大病を患う。大けがをする。「いざ」というときの備えはありますか?

サラリーマンのように、退職金も有給休暇もない社長にとって、「将来への備え」は必要です。

「経費」から「決算」まで、必要な知識が全部わかると評判の『新版 ひとり社長の経理の基本』の発行を記念して、税理士の井ノ上陽一氏に教えてもらいましょう。

「将来への守り」も
固めておこう!

「誰も雇わず、ひとりで仕事をする」。メリットもありますが、デメリットもあります。

 ひとり社長のデメリットの1つは、自分しか仕事ができないことです。

 もし、けがや病気で働けなくなったら、収入は途絶えてしまいます。定年がないとはいえ、年齢とともに衰えはありますし、いつまでも今のパフォーマンスを維持できるとは限りません。退職金も有給休暇もなく、会社員に比べてリスクは高いのです。

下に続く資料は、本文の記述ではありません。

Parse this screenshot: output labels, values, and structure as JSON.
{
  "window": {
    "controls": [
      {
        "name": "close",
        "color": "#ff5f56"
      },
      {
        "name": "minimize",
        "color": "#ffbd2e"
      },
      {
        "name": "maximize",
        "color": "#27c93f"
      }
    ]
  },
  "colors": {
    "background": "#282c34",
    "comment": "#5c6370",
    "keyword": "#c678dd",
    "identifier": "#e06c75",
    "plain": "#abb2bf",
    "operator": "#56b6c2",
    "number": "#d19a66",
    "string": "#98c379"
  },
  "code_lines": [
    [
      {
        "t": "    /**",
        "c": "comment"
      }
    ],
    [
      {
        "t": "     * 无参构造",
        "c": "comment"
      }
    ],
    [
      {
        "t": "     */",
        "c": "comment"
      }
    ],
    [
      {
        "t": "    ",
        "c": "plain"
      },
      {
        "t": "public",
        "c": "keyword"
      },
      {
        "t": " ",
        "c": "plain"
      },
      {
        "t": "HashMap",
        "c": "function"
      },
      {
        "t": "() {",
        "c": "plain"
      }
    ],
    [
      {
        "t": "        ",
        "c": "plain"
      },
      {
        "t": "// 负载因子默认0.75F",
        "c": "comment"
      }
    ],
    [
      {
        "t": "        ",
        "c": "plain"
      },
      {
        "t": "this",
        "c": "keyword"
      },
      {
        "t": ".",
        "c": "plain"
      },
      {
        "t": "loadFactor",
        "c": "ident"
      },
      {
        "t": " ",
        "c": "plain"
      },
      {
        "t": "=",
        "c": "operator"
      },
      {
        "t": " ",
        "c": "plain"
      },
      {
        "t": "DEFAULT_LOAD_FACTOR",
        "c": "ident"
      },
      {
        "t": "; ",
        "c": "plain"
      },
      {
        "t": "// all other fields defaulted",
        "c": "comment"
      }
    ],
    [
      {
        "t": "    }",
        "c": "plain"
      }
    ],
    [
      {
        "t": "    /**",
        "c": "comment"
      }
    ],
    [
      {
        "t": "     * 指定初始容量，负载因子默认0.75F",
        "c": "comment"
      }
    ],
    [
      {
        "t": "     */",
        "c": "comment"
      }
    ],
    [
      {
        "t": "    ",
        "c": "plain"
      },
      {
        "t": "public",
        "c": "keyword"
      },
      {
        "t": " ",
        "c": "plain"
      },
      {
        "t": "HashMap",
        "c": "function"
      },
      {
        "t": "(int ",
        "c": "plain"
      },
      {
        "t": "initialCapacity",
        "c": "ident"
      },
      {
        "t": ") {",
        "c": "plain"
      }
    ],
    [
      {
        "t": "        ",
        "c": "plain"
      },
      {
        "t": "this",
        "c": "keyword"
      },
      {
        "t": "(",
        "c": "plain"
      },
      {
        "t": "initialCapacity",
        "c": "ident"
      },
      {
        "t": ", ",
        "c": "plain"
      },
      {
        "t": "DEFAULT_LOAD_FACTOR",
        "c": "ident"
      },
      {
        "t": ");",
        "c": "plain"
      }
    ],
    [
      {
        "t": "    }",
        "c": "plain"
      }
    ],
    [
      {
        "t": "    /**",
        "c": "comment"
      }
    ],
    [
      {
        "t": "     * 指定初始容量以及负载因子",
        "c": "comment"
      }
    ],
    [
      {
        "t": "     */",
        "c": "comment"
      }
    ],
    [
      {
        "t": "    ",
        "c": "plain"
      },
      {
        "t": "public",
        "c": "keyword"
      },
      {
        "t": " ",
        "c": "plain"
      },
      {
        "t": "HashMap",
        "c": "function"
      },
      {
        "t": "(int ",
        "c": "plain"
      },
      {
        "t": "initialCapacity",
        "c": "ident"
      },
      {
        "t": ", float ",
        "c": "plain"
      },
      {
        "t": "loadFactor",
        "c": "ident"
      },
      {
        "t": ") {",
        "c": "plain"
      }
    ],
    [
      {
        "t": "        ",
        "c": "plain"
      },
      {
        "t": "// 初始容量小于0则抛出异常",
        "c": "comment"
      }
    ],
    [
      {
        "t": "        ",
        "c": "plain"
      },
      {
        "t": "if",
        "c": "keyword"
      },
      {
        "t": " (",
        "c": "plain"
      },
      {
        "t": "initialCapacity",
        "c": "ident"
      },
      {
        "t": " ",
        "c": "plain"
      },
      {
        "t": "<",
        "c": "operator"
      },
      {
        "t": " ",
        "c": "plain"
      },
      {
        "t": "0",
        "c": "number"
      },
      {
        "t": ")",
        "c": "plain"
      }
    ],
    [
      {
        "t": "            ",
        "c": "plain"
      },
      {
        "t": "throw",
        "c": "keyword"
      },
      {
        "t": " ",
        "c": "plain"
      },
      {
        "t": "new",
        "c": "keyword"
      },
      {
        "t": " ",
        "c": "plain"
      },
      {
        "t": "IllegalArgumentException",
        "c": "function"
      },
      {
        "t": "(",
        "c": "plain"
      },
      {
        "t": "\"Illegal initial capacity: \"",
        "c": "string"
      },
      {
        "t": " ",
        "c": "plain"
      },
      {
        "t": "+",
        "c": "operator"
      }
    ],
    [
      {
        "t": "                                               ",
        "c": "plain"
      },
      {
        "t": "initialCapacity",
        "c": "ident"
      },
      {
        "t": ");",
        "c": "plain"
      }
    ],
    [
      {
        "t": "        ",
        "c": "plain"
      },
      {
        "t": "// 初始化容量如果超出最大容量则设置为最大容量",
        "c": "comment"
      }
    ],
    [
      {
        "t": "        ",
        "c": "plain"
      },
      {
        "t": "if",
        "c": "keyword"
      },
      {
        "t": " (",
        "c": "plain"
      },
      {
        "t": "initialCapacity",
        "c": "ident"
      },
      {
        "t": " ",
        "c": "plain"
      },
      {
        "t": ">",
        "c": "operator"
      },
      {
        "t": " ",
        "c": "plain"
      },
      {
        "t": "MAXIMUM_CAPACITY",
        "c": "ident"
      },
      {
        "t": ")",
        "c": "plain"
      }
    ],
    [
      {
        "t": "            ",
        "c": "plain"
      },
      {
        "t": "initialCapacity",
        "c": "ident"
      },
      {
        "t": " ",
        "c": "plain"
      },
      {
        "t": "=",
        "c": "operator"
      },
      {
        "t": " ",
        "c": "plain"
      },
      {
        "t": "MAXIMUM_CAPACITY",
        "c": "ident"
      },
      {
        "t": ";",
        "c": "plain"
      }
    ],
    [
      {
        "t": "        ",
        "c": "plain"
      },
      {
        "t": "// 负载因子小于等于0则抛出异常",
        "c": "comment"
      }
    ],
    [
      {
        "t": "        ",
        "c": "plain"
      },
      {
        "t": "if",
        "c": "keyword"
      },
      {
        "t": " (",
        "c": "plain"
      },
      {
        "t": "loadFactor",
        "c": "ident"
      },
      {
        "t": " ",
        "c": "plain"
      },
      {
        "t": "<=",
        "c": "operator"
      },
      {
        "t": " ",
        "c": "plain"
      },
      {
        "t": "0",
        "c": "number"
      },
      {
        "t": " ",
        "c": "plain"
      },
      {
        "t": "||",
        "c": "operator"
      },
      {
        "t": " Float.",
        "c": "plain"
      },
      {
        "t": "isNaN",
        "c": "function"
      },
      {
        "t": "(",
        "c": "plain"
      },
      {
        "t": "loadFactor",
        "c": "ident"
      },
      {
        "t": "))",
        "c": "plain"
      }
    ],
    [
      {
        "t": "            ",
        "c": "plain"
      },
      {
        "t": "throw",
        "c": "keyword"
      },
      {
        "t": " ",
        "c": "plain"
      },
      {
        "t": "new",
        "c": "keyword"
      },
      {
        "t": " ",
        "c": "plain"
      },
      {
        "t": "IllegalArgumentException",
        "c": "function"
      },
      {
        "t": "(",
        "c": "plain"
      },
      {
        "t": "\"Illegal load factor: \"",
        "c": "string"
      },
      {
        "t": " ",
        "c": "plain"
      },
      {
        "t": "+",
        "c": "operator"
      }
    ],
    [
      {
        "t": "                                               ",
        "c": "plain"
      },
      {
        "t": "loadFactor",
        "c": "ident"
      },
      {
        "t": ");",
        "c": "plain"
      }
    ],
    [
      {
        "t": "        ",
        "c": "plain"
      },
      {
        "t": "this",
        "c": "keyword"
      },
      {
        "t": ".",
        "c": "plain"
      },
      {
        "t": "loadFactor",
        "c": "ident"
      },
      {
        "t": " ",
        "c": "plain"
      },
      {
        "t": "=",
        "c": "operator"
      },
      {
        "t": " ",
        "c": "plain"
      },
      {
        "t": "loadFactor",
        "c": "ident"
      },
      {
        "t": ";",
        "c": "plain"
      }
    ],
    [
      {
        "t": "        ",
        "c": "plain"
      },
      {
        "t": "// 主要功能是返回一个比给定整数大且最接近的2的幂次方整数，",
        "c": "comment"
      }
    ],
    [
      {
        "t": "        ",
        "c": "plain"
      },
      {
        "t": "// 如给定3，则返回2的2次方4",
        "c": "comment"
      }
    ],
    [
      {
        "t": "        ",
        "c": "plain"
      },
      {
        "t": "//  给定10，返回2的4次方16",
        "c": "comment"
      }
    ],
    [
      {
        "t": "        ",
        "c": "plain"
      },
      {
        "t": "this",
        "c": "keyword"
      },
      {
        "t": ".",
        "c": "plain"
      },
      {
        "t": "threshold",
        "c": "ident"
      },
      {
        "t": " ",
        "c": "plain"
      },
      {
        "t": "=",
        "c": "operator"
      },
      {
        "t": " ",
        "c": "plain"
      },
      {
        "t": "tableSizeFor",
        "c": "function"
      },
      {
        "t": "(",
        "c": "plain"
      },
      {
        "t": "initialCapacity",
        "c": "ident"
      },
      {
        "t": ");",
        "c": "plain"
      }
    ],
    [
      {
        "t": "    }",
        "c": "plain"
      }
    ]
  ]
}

 なんらかの「守り」をやっておくべきなのは、誰もが認識していることでしょう。私が現時点で考えている「守り」は次のようなものです。

(1)年金
「年金なんてあてにならない」という考え方もありますが、「守り」の選択肢としては考えておくべきです。支払った年金は税金上控除される、受け取った年金も税金上優遇されているという理由もあります。

 ひとり社長なら、自分の給料に対して計算される厚生年金です。「給料を増やす→会社の経費になる→保険料が上がる→年金が増えるが、今の手取は減る」というしくみですので、うまくいいバランスを見いだしましょう。

 健康保険と年金がセットになっているため、給料に応じて両方の保険料が上がってしまうのがネックです。「ねんきんネット」というサイトで、自分の年金額を確認できます。ここで確認すると、「もうちょっと給料を上げて、年金を払っておかないと」という気になりますので、ぜひチェックしてみて下さい。

(2)小規模企業共済等掛金
 ひとり社長の退職金のようなものです。年間84万円まで保険料を払え、支払額は個人の税金上全額控除され、受取時も税制上優遇されます。ひとり社長は会社から退職金を出すこともできますが、現実的には厳しく、自分で積み立てるならこの制度がオススメです。

 月1000円(年1万2000円)から月7万円(年84万円)まで、掛金を変更できるので、今のお金の状況にあわせて選べる点も魅力といえます。ただし、「会社を解散」「満65歳以上または病気やけがのため社長を退任」「死亡」「65歳以上で180ヵ月掛金を払い込んでいる」などといった場合に受け取ることになります。

 任意解約の場合は掛金払い込みが20年(240ヵ月)未満であれば受取額が掛金総額を下回ります。ひとり社長の場合は、掛金支払いによる個人の節税、万が一のときの保障と考えるべきでしょう(掛金の範囲で貸付制度もあります)。

(3)個人型確定拠出年金
 ひとり社長の場合(厚生年金加入の場合)、月2万3000円まで支払え、個人の税金上全額控除されます。受取時も税金面で優遇されています。

 支払ったものを運用できるのが特徴で、その運用によっては増えることも減ることもあります。元本割れ(支払った金額よりも受け取る金額が少ない)のが嫌ならば、全額預貯金に投資すれば大丈夫です。預貯金の他、国内株式、国外株式、国内債券、国外債券などに割り振れます。

 私は多少リスクをとって投資しており、状況を見てバランスを変えるつもりです。今のところ、利回りは年17%ほどになっています。ただ、60歳までは引き出すことはできませんので、どうなるかはわかりません。運用会社によって、手数料や投資できる商品が異なり、私は比較検討して野村證券にしました。